TIZIANO Vecellio
(b. 1490, Pieve di Cadore, d. 1576, Venezia)

Crucifixion

1558
Oil on canvas, 371 x 197 cm
Museo Civico, Ancona

The painting was commissioned for the San Domenico in Ascona by the Cornovi family, who had recently moved to Ancona from Venice.

Though this was painted only a little later than the superb Crucifixion in the Escorial, there are already clear signs that Titian's style has progressed to the point where he is painting purely with colour. The scene with the mourners is taking place only in the foreground. The sky and the figures under the Cross are all painted in dark colours. Blue and black dominate the scene; white is used to produce dramatic highlights. Titian succeeds in representing St Dominic's sorrow as he embraces the Cross almost entirely by means of the distribution of light and the broad sweeping brushstrokes.

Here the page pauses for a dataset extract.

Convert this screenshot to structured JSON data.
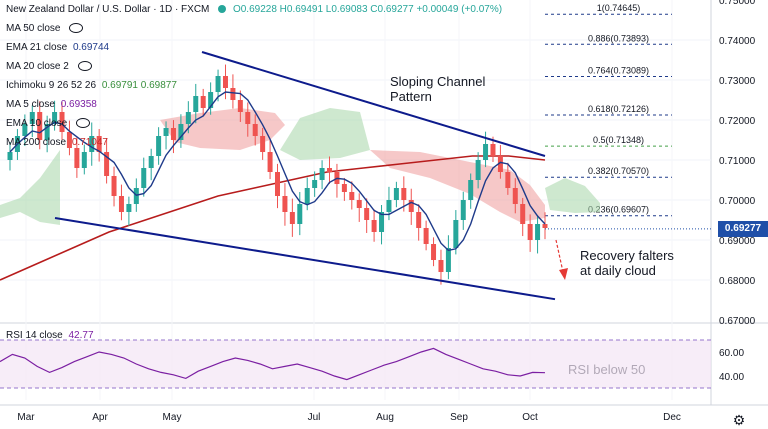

The stark placement of the three mourners in the immediate foreground, inviting us to share their suffering, makes this one of the first masterpieces of Counter-Reformation art, where narrative clarity and emotional empathy were denoted as artistic priorities. The Virgin and saints are arranged in a crescent, like the head of an anchor, at the base of the cross. On the left, the Virgin sways in solitary grief, while in the centre St Dominic, with exaggeratedly long fingers, feverishly clutches the base of the cross to draw strength. Christ, more fully illuminated than the others, is already beyond their reach, an effect Titian achieves by making him a little smaller than the rest and so creating a feeling of distance and separation. The blood which is pointedly depicted coursing along the sinews of his arms and down his side to soak into the loincloth also conforms to the taste and tenets of the Counter-Reformation.